Answer for screen readers
The simplified fraction of $\frac{26}{64}$ is $\frac{13}{32}$.
Steps to Solve
- Find the GCD of 26 and 64
To simplify the fraction, we first need to determine the greatest common divisor (GCD) of 26 and 64. We can do this using the method of prime factorization or the Euclidean algorithm.
The prime factorization of 26 is: $$ 26 = 2 \times 13 $$
The prime factorization of 64 is: $$ 64 = 2^6 $$
The common factors are the factors shared by both numbers. Here, the only common factor is 2.

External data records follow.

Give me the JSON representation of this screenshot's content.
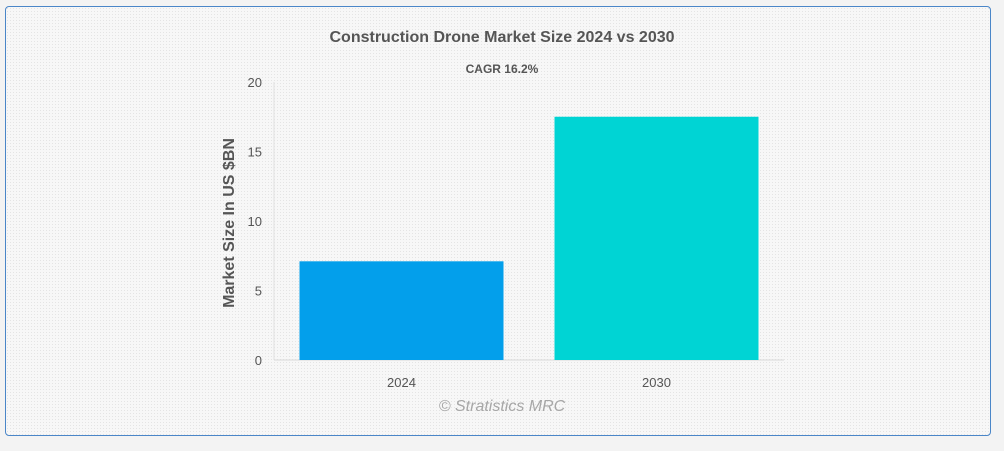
{
  "colors": {
    "bar_2024": "#039FEB",
    "bar_2030": "#00D4D4",
    "frame_border": "#4a86c8",
    "text": "#555555"
  },
  "watermark": "© Stratistics MRC",
  "chart_data": {
    "type": "bar",
    "title": "Construction Drone Market Size 2024 vs 2030",
    "subtitle": "CAGR 16.2%",
    "categories": [
      "2024",
      "2030"
    ],
    "values": [
      7.1,
      17.5
    ],
    "xlabel": "",
    "ylabel": "Market Size In US $BN",
    "ylim": [
      0,
      20
    ],
    "yticks": [
      0,
      5,
      10,
      15,
      20
    ],
    "grid": false,
    "legend": "none"
  }
}
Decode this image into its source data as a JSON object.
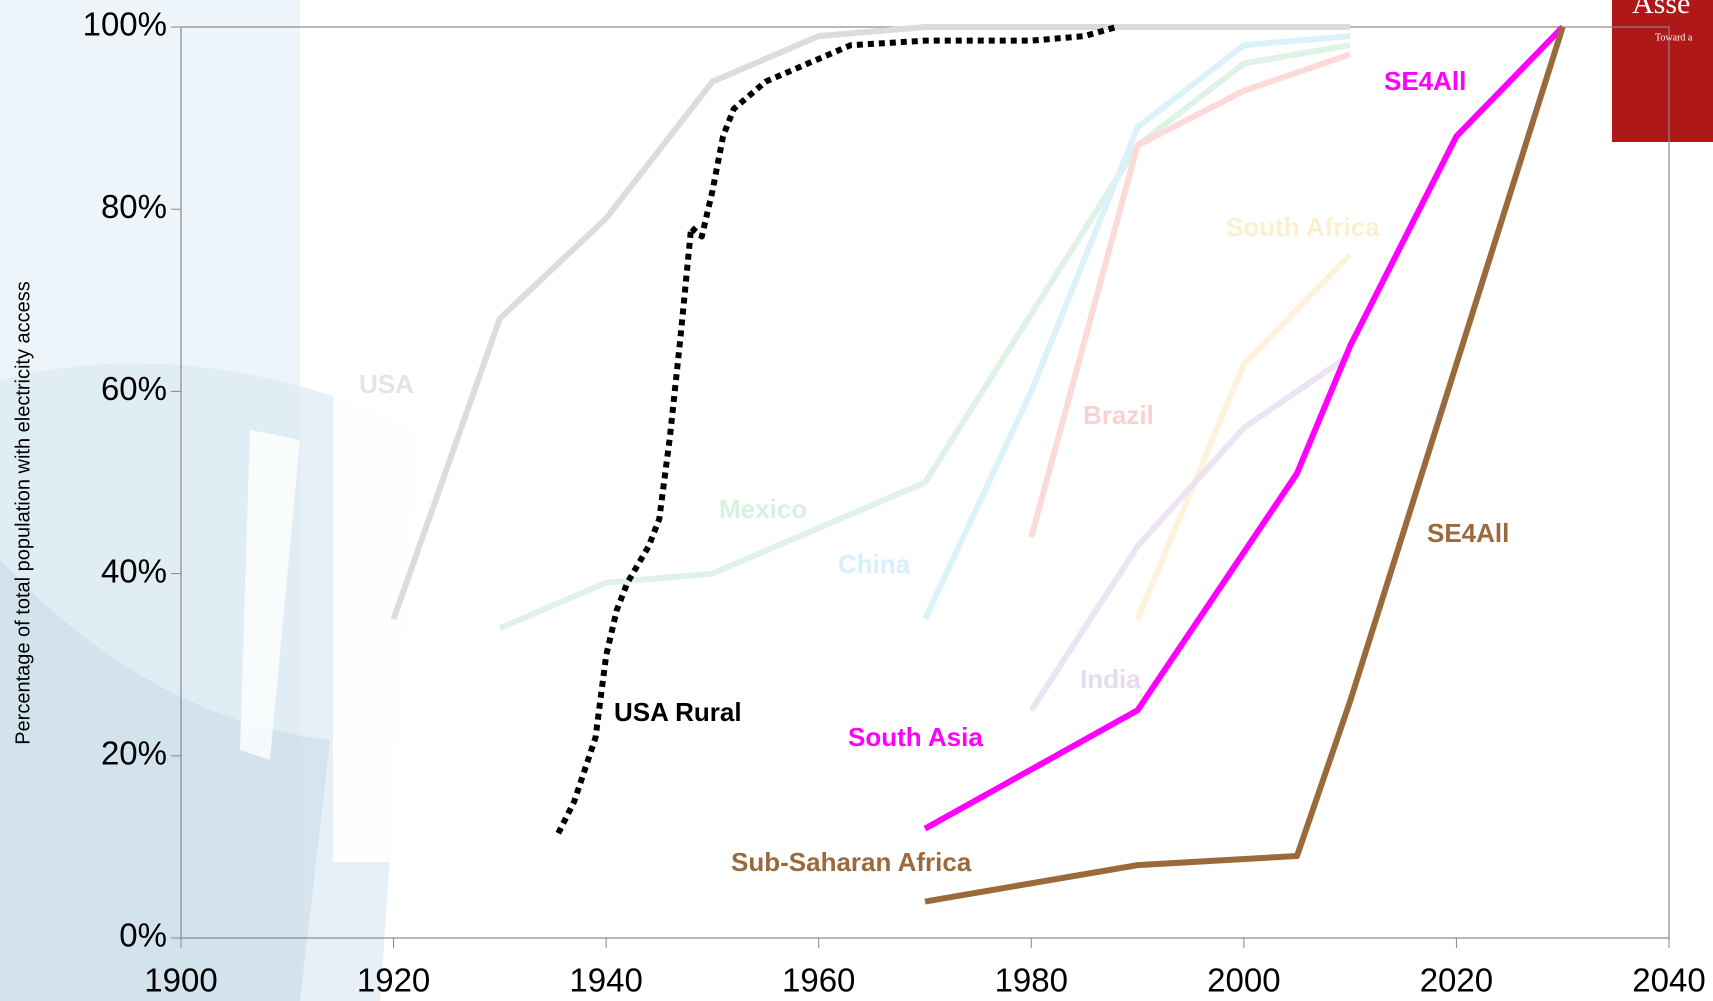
{
  "chart_data": {
    "type": "line",
    "y_axis_label": "Percentage of total population with electricity access",
    "xlim": [
      1900,
      2040
    ],
    "xticks": [
      1900,
      1920,
      1940,
      1960,
      1980,
      2000,
      2020,
      2040
    ],
    "ylim": [
      0,
      100
    ],
    "yticks": [
      {
        "value": 0,
        "label": "0%"
      },
      {
        "value": 20,
        "label": "20%"
      },
      {
        "value": 40,
        "label": "40%"
      },
      {
        "value": 60,
        "label": "60%"
      },
      {
        "value": 80,
        "label": "80%"
      },
      {
        "value": 100,
        "label": "100%"
      }
    ],
    "series": [
      {
        "name": "USA",
        "color": "#dcdcdc",
        "label_color": "#e4e4e4",
        "x": [
          1920,
          1930,
          1940,
          1950,
          1960,
          1970,
          2010
        ],
        "values": [
          35,
          68,
          79,
          94,
          99,
          100,
          100
        ]
      },
      {
        "name": "Mexico",
        "color": "#dff2e6",
        "label_color": "#d8f0e0",
        "x": [
          1930,
          1940,
          1950,
          1970,
          1990,
          2000,
          2010
        ],
        "values": [
          34,
          39,
          40,
          50,
          87,
          96,
          98
        ]
      },
      {
        "name": "China",
        "color": "#dcf2fb",
        "label_color": "#d6f0fb",
        "x": [
          1970,
          1980,
          1990,
          2000,
          2010
        ],
        "values": [
          35,
          60,
          89,
          98,
          99
        ]
      },
      {
        "name": "Brazil",
        "color": "#fcdada",
        "label_color": "#fbd0d0",
        "x": [
          1980,
          1990,
          2000,
          2010
        ],
        "values": [
          44,
          87,
          93,
          97
        ]
      },
      {
        "name": "South Africa",
        "color": "#fdf3dc",
        "label_color": "#fcefd0",
        "x": [
          1990,
          2000,
          2010
        ],
        "values": [
          35,
          63,
          75
        ]
      },
      {
        "name": "India",
        "color": "#ece4f3",
        "label_color": "#e6dcf0",
        "x": [
          1980,
          1990,
          2000,
          2010
        ],
        "values": [
          25,
          43,
          56,
          64
        ]
      },
      {
        "name": "USA Rural",
        "color": "#000000",
        "label_color": "#000000",
        "dashed": true,
        "x": [
          1935.5,
          1937,
          1939,
          1940,
          1941,
          1942,
          1944,
          1945,
          1946,
          1947,
          1948,
          1949,
          1950,
          1951,
          1952,
          1955,
          1960,
          1963,
          1970,
          1980,
          1985,
          1988
        ],
        "values": [
          11.5,
          15,
          22,
          31,
          36,
          39,
          43,
          46,
          55,
          66,
          78,
          77,
          82,
          88,
          91,
          94,
          96.5,
          98,
          98.5,
          98.5,
          99,
          100
        ]
      },
      {
        "name": "South Asia",
        "color": "#ff00ff",
        "label_color": "#ff00ff",
        "x": [
          1970,
          1990,
          2005,
          2010,
          2020,
          2030
        ],
        "values": [
          12,
          25,
          51,
          65,
          88,
          100
        ]
      },
      {
        "name": "Sub-Saharan Africa",
        "color": "#9b6a3c",
        "label_color": "#9b6a3c",
        "x": [
          1970,
          1990,
          2005,
          2010,
          2030
        ],
        "values": [
          4,
          8,
          9,
          26,
          100
        ]
      }
    ],
    "annotations": [
      {
        "text": "SE4All",
        "color": "#ff00ff"
      },
      {
        "text": "SE4All",
        "color": "#9b6a3c"
      }
    ]
  },
  "logo": {
    "title": "Asse",
    "subtitle": "Toward a"
  }
}
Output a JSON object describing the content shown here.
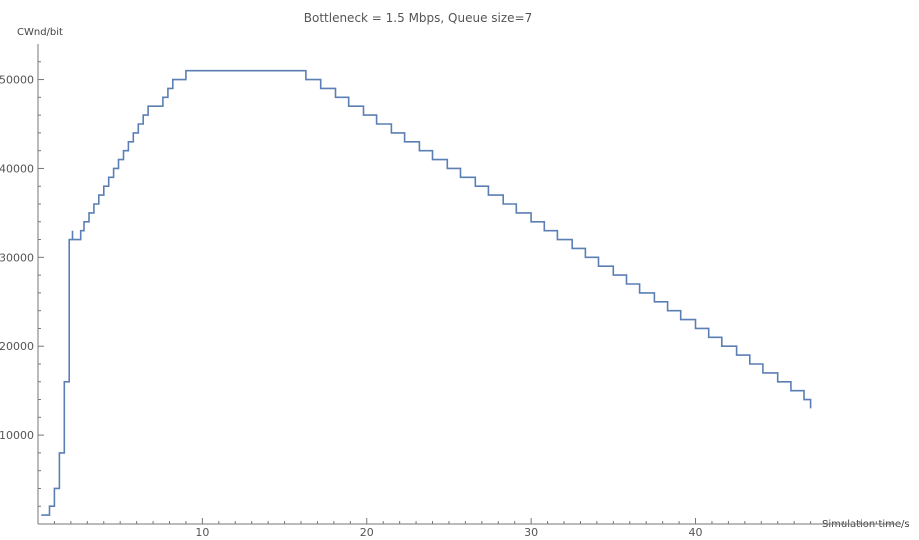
{
  "chart_data": {
    "type": "line",
    "step": true,
    "title": "Bottleneck = 1.5 Mbps, Queue size=7",
    "xlabel": "Simulation time/s",
    "ylabel": "CWnd/bit",
    "xlim": [
      0,
      52.5
    ],
    "ylim": [
      0,
      54000
    ],
    "x_major_ticks": [
      10,
      20,
      30,
      40
    ],
    "y_major_ticks": [
      10000,
      20000,
      30000,
      40000,
      50000
    ],
    "x_tick_labels": [
      "10",
      "20",
      "30",
      "40"
    ],
    "y_tick_labels": [
      "10000",
      "20000",
      "30000",
      "40000",
      "50000"
    ],
    "x_minor_step": 1,
    "y_minor_step": 2000,
    "grid": false,
    "color": "#5b7fb5",
    "series": [
      {
        "points": [
          [
            0.2,
            1000
          ],
          [
            0.7,
            2000
          ],
          [
            1.0,
            4000
          ],
          [
            1.3,
            8000
          ],
          [
            1.6,
            16000
          ],
          [
            1.9,
            32000
          ],
          [
            2.1,
            33000
          ],
          [
            2.1,
            32000
          ],
          [
            2.6,
            33000
          ],
          [
            2.8,
            34000
          ],
          [
            3.1,
            35000
          ],
          [
            3.4,
            36000
          ],
          [
            3.7,
            37000
          ],
          [
            4.0,
            38000
          ],
          [
            4.3,
            39000
          ],
          [
            4.6,
            40000
          ],
          [
            4.9,
            41000
          ],
          [
            5.2,
            42000
          ],
          [
            5.5,
            43000
          ],
          [
            5.8,
            44000
          ],
          [
            6.1,
            45000
          ],
          [
            6.4,
            46000
          ],
          [
            6.7,
            47000
          ],
          [
            7.6,
            48000
          ],
          [
            7.9,
            49000
          ],
          [
            8.2,
            50000
          ],
          [
            9.0,
            51000
          ],
          [
            16.3,
            50000
          ],
          [
            17.2,
            49000
          ],
          [
            18.1,
            48000
          ],
          [
            18.9,
            47000
          ],
          [
            19.8,
            46000
          ],
          [
            20.6,
            45000
          ],
          [
            21.5,
            44000
          ],
          [
            22.3,
            43000
          ],
          [
            23.2,
            42000
          ],
          [
            24.0,
            41000
          ],
          [
            24.9,
            40000
          ],
          [
            25.7,
            39000
          ],
          [
            26.6,
            38000
          ],
          [
            27.4,
            37000
          ],
          [
            28.3,
            36000
          ],
          [
            29.1,
            35000
          ],
          [
            30.0,
            34000
          ],
          [
            30.8,
            33000
          ],
          [
            31.6,
            32000
          ],
          [
            32.5,
            31000
          ],
          [
            33.3,
            30000
          ],
          [
            34.1,
            29000
          ],
          [
            35.0,
            28000
          ],
          [
            35.8,
            27000
          ],
          [
            36.6,
            26000
          ],
          [
            37.5,
            25000
          ],
          [
            38.3,
            24000
          ],
          [
            39.1,
            23000
          ],
          [
            40.0,
            22000
          ],
          [
            40.8,
            21000
          ],
          [
            41.6,
            20000
          ],
          [
            42.5,
            19000
          ],
          [
            43.3,
            18000
          ],
          [
            44.1,
            17000
          ],
          [
            45.0,
            16000
          ],
          [
            45.8,
            15000
          ],
          [
            46.6,
            14000
          ],
          [
            47.0,
            13000
          ]
        ]
      }
    ]
  }
}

- Divide the numerator and the denominator by the GCD
Now that we have the GCD, which is 2, we can simplify the fraction $\frac{26}{64}$ by dividing both the numerator and the denominator by 2.
$$ \frac{26 \div 2}{64 \div 2} = \frac{13}{32} $$
- Write the simplified fraction
After dividing, we get the simplified fraction: $$ \frac{13}{32} $$
The simplified fraction of $\frac{26}{64}$ is $\frac{13}{32}$.
More Information
When simplifying fractions, finding the GCD is a crucial step. In this case, we found that both 26 and 64 share the common factor of 2, allowing us to simplify the fraction effectively. This method can be used for any fraction to find its simplest form.
Tips
- Incorrect GCD Calculation: Sometimes, people might miscalculate the GCD, leading to improper simplification. To avoid this, ensure you enumerate all the factors accurately.
- Forgetting to Divide by the GCD: Some might recognize the GCD but forget to apply it to both the numerator and denominator. Make it a habit to always perform this step.